By Donald Kuspit
On entering Shirazeh Houshiary's show, one saw what appeared to be a group of monochromes—some black, some white, and all square—installed in contrasting groups of large and small works. As one drew nearer to several of the paintings, however, one began to discern the presence of Arabic texts (actually Sufist chants), meticulously transcribed onto the canvas in graphite or pigment, where they proliferate like coral. These inscriptions are clearly legible when examined up close (the fact that they are incomprehensible to most Western readers only adds to their exoticism), and evoke Muslim iconography. From any distance, the work seems to illustrate perfectly Robert Motherwell's observation that abstract painting is a form of mysticism. But just as important, Houshiary has produced convincing monochrome field paintings that refine and intensify "post-painterly abstraction" to uncanny new perceptual effect.
Kenneth Noland seems a particular, if oblique, influence on Houshiary, as suggested by the circular imagery in a number of works—in Luminous darkness, 1998, the center is marked by a yellowish bull'seye—and by the highly nuanced surface. Even more crucially, at least from my point of view, Houshiary's paintings are unabashedly aesthetic, indeed beautiful. Under the auspices of religious idealism, these works become formally ideal. Like abstraction, beauty has also been thought to have mystical import, that is, regarded as a mode of transcendence and self-recovery. Houshiary's works restore spiritual feeling to abstract painting, which, under Greenberg's ministrations, had become mindlessly materialistic. As titles such as Brittle Moment, Presence, and Veil indicate, Houshiary's canvases seem to "picture" a perceptual epiphany—the moment that spirit becomes manifest and one realizes that there is a center to existence and to one's being.
Houshiary's titles make clear as well that she is in pursuit of what has traditionally been called the sublime; for her, beauty is its surface.
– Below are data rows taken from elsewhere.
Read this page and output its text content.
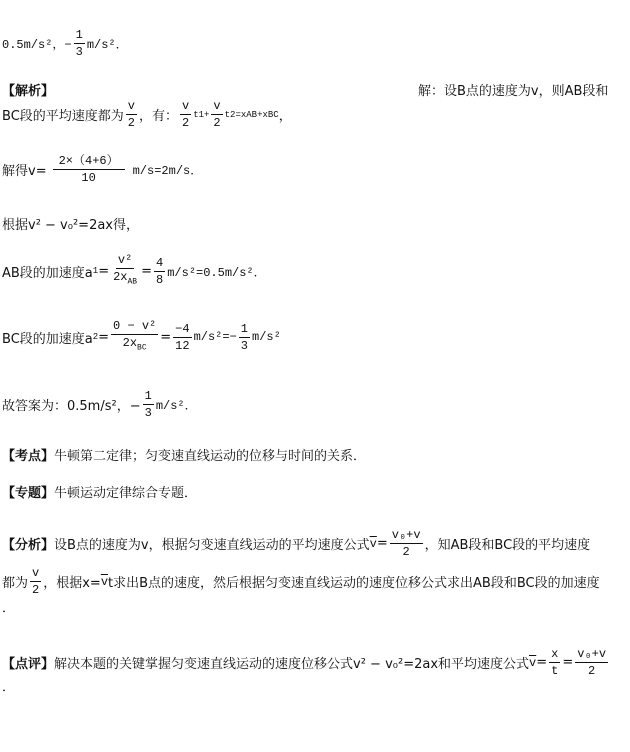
0.5m/s²，− $\frac{1}{3} m/s^2$．
【解析】	解：设B点的速度为v，则AB段和
BC段的平均速度都为 $\frac{v}{2}$ ，有： $\frac{v}{2}$ t $1 + \frac{v}{2}$ t 2 =x AB +x BC ，
解得$v= \frac{2\times(4+6)}{10} m/s=2m/s$．
根据v² − v₀²=2ax得，
AB段的加速度a $1 = \frac{\text{v²}}{2x_{AB}} = \frac{4}{8} m/s^2=0.5m/s^2$．
BC段的加速度a $2 = \frac{\text{0 − v²}}{2x_{BC}} = \frac{-4}{12} m/s^2=- \frac{1}{3} m/s^2$
故答案为：0.5m/s²，− $\frac{1}{3} m/s^2$．
【考点】 牛顿第二定律；匀变速直线运动的位移与时间的关系．
【专题】 牛顿运动定律综合专题．
【分析】 设B点的速度为v，根据匀变速直线运动的平均速度公式 $\overline{v} = \frac{\text{v₀+v}}{2}$ ，知AB段和BC段的平均速度
都为 $\frac{v}{2}$ ，根据$x= \overline{v}$ t求出B点的速度，然后根据匀变速直线运动的速度位移公式求出AB段和BC段的加速度
．
【点评】 解决本题的关键掌握匀变速直线运动的速度位移公式v² − v₀²=2ax和平均速度公式 $\overline{v} = \frac{x}{t} = \frac{\text{v₀+v}}{2}$
．
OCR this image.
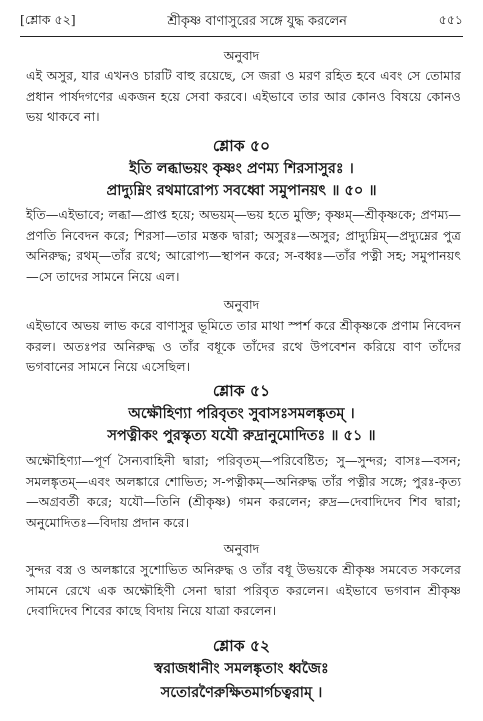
[শ্লোক ৫২]	শ্রীকৃষ্ণ বাণাসুরের সঙ্গে যুদ্ধ করলেন	৫৫১
অনুবাদ

এই অসুর, যার এখনও চারটি বাহু রয়েছে, সে জরা ও মরণ রহিত হবে এবং সে তোমার প্রধান পার্ষদগণের একজন হয়ে সেবা করবে। এইভাবে তার আর কোনও বিষয়ে কোনও ভয় থাকবে না।

শ্লোক ৫০
ইতি লব্ধাভয়ং কৃষ্ণং প্রণম্য শিরসাসুরঃ ।
প্রাদ্যুম্নিং রথমারোপ্য সবধ্বো সমুপানয়ৎ ॥ ৫০ ॥

ইতি—এইভাবে; লব্ধা—প্রাপ্ত হয়ে; অভয়ম্—ভয় হতে মুক্তি; কৃষ্ণম্—শ্রীকৃষ্ণকে; প্রণম্য—প্রণতি নিবেদন করে; শিরসা—তার মস্তক দ্বারা; অসুরঃ—অসুর; প্রাদ্যুম্নিম্—প্রদ্যুম্নের পুত্র অনিরুদ্ধ; রথম্—তাঁর রথে; আরোপ্য—স্থাপন করে; স-বধ্বঃ—তাঁর পত্নী সহ; সমুপানয়ৎ—সে তাদের সামনে নিয়ে এল।

অনুবাদ

এইভাবে অভয় লাভ করে বাণাসুর ভূমিতে তার মাথা স্পর্শ করে শ্রীকৃষ্ণকে প্রণাম নিবেদন করল। অতঃপর অনিরুদ্ধ ও তাঁর বধূকে তাঁদের রথে উপবেশন করিয়ে বাণ তাঁদের ভগবানের সামনে নিয়ে এসেছিল।

শ্লোক ৫১
অক্ষৌহিণ্যা পরিবৃতং সুবাসঃসমলঙ্কৃতম্ ।
সপত্নীকং পুরস্কৃত্য যযৌ রুদ্রানুমোদিতঃ ॥ ৫১ ॥

অক্ষৌহিণ্যা—পূর্ণ সৈন্যবাহিনী দ্বারা; পরিবৃতম্—পরিবেষ্টিত; সু—সুন্দর; বাসঃ—বসন; সমলঙ্কৃতম্—এবং অলঙ্কারে শোভিত; স-পত্নীকম্—অনিরুদ্ধ তাঁর পত্নীর সঙ্গে; পুরঃ-কৃত্য—অগ্রবর্তী করে; যযৌ—তিনি (শ্রীকৃষ্ণ) গমন করলেন; রুদ্র—দেবাদিদেব শিব দ্বারা; অনুমোদিতঃ—বিদায় প্রদান করে।

অনুবাদ

সুন্দর বস্ত্র ও অলঙ্কারে সুশোভিত অনিরুদ্ধ ও তাঁর বধূ উভয়কে শ্রীকৃষ্ণ সমবেত সকলের সামনে রেখে এক অক্ষৌহিণী সেনা দ্বারা পরিবৃত করলেন। এইভাবে ভগবান শ্রীকৃষ্ণ দেবাদিদেব শিবের কাছে বিদায় নিয়ে যাত্রা করলেন।

শ্লোক ৫২
স্বরাজধানীং সমলঙ্কৃতাং ধ্বজৈঃ
সতোরণৈরুক্ষিতমার্গচত্বরাম্ ।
The physical experience of approaching her paintings, then, is in effect a spiritual experience, that is, a process of initiation and revelation. From a distance they look like blank slates; as one gets closer one sees the more or less clear mandala-like, peculiarly dense form embedded in their seemingly amorphous surface; and up close one discovers the intricate, excited, minute detail. The emerging center comes to represent the ritualized concentration necessary for inner illumination. Equally important, from a purely painting point of view, Houshiary's works show a patient perfectionism that seems increasingly rare today, and thus all the more admirable.